Tim Kuasa Hukum LKBH IBLAM (Institute Business Law & Management) |
Kota Bekasi, SUARATOPAN - Rekaman CCTV (closed circuit television) pada peristiwa pembegalan di Jl. Perjuangan Teluk Pucung Kota Bekasi yang diduga dilakukan oleh geng motor Akatsuki pada tahun lalu, tidak bisa dijadikan alat bukti petunjuk.
Hal itu dikatakan Usman S.H,. M.H. Ketua Tim Kuasa Hukum LKBH IBLAM (Institute Business Law & Management) sebagaimana disampaikan oleh Majelis Hakim Pengadilan Negeri (PN) Kota Bekasi pada Selasa (25/5/21) di ruang persidangan.
"Majelis Hakim menyatakan bahwa alat bukti CCTV itu tidak bisa jadi alat bukti petunjuk, sehingga tidak bisa dihadirkan dalam proses persidangan perkara yang kami tangani," ucap Usman selaku Kuasa Hukum dari para terdakwa, Minggu (30/5/21).
Alat bukti petunjuk CCTV dalam pemeriksaan penyidik di Kepolisian Sektor (Polsek) Bekasi Utara Polres Metropolitan Bekasi Kota sempat dipertanyakan oleh 11 Advokat LKBH IBLAM selaku Kuasa Hukum para terdakwa.
Sidang lanjutan perkara Geng Motor Akatsuki, Nomor: 240/Pid.B/2021/PN.Bks dalam agenda mendengarkan keterangan para saksi yang dihadirkan oleh Jaksa Penuntut Umum (JPU) dari pihak keluarga serta rekan korban.
Ketiga saksi mengatakan bahwa tidak melihat atau mendengar secara langsung peristiwa pembegalan yang diduga dilakukan oleh geng Akatsuki.
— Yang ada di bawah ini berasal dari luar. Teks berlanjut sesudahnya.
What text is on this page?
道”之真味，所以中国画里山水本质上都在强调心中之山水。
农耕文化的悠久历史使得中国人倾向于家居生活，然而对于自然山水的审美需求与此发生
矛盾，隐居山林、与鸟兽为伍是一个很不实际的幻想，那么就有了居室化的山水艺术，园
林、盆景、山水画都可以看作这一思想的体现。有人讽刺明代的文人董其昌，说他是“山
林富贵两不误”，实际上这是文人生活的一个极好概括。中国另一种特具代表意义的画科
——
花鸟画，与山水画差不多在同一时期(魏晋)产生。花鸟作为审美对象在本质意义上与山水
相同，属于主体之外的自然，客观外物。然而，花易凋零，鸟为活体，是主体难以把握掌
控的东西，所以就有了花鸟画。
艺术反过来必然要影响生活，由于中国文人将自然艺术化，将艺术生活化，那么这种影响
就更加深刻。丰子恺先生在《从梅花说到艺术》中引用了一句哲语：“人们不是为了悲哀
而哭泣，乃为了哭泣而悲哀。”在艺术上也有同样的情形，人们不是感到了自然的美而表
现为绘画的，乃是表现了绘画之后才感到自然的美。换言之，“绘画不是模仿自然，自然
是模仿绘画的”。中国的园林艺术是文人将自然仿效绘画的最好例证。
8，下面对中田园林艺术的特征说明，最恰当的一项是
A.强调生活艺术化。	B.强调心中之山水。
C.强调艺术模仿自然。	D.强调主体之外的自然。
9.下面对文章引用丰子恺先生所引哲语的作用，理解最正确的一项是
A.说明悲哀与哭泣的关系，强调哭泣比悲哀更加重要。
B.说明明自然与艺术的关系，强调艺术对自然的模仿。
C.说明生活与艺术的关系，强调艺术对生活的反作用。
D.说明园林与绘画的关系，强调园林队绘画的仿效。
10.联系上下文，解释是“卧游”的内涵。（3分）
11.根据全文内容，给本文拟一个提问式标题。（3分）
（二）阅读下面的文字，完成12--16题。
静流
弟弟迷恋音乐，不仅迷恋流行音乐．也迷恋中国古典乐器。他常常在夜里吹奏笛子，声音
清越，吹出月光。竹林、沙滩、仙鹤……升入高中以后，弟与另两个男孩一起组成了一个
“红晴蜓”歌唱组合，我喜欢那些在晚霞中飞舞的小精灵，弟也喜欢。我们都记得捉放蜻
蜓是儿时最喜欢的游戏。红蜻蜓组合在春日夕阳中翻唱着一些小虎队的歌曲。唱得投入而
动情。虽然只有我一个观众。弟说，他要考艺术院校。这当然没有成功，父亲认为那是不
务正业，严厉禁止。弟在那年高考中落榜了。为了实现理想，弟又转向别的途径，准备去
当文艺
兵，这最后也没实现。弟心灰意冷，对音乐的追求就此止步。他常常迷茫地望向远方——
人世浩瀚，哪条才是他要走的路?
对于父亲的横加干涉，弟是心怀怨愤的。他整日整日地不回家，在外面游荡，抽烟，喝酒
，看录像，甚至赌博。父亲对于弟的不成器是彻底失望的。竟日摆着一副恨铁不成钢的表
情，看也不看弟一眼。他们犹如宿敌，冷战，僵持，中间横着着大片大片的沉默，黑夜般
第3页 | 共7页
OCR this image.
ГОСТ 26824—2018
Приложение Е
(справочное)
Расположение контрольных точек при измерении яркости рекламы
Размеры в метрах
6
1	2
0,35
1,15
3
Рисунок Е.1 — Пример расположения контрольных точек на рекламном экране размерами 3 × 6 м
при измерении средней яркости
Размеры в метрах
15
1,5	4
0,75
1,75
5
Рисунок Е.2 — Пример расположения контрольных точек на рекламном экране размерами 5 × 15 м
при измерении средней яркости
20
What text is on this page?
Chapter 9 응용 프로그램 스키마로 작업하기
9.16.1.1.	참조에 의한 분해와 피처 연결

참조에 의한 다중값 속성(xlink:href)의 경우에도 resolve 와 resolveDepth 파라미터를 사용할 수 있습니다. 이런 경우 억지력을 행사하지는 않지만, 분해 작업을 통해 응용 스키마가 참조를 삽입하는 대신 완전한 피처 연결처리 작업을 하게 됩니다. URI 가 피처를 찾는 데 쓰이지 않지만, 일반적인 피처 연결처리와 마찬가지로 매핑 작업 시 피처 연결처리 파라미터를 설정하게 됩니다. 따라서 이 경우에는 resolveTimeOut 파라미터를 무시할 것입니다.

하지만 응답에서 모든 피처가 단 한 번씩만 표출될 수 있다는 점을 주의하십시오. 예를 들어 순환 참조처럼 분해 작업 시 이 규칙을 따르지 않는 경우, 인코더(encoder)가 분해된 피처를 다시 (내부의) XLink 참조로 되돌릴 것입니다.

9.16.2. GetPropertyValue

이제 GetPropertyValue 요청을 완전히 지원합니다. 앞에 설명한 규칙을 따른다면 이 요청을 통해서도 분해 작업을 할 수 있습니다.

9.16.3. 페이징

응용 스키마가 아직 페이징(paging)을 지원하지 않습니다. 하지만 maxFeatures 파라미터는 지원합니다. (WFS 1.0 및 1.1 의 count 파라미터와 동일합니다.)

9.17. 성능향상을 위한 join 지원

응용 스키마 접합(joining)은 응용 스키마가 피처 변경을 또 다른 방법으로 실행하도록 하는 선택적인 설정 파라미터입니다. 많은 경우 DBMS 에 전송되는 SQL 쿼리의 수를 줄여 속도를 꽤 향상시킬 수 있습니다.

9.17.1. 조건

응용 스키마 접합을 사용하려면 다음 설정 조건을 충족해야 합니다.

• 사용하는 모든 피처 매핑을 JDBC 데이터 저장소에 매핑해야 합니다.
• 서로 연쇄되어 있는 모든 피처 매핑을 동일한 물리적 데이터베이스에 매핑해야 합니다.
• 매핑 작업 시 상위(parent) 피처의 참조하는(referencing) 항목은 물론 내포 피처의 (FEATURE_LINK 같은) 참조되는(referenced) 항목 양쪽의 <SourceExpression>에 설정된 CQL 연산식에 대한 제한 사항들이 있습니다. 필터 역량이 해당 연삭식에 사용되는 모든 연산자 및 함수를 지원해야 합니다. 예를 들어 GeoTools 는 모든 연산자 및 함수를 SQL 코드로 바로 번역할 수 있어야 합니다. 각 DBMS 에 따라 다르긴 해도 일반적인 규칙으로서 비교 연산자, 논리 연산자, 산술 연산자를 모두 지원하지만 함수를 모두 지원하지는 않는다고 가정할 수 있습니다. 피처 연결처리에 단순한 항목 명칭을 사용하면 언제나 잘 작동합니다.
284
Melainkan mengetahui dari Media Sosial (Medsos).
"Ketiga saksi itu, mengatakan bahwa mereka tidak melihat langsung aksi pembegalan tersebut, melainkan hanya melihat dari medsos seperti Whatsapps dan Facebook," kata Markus LP, S.H salah satu tim Kuasa Hukum dari para terdakwa.
Sementara itu, Usman pun menegaskan bahwa Majelis Hakim yang menangani perkara tersebut saat memeriksa saksi-saksi memohon pada JPU untuk menghadirkan saksi yang mengetahui peristiwa pembegalan tersebut pada persidangan 8 Juni 2021 mendatang.
"Kami memohon kepada JPU, mengingat CCTV tidak termasuk alat bukti petunjuk, maka kami minta untuk dihadirkan saksi yang betul-betul mengetahui kejadian pembegalan tersebut," ucapnya.
Usman, SH.,MH. mengharapkan pada sidang berikutnya tanggal 8 Juni 2021 agar Majelis Hakim bersikap adil dalam memeriksa dan mengadili Para Terdakwa. Terlebih lagi saksi yang akan diajukan oleh Jaksa Penuntut Umum adalah saksi-saski dari pihak kepolisian.
"Pemeriksaan saksi-saksi dari kepolisian ini sangat penting untuk mengungkap fakta yang sebenar-benarnya apakah benar para terdakwa adalah pelaku Dugaan Tindak Pidana sebagaimana didakwakan JPU?," imbuhnya.
Oleh karena itu, Usman, SH.,MH. berharap agar Majelis Hakim yang mengadili perkara ini bersikap objektif dalam memeriksa dan mengadili Para Terdakwa.
Tim Kuasa Hukum terdakwa sepakat bahwa tindak pidana kejahatan harus di tindak sesuai hukum yang berlaku di Bumi Pertiwi Indonesia. Namun tidak serta merta yang tidak melakukan tindak pidana harus di hukum.
"Kami sepakat, bahwa siapapun orang yang melakukan tindak pidana harus di hukum. Tapi hukum itu bukti bukan asumsi, perlu pembuktian secara riil, sehingga jangan sampai ada bukti atau saksi yang terkesan di ada-adain," pungkas Usman. (red).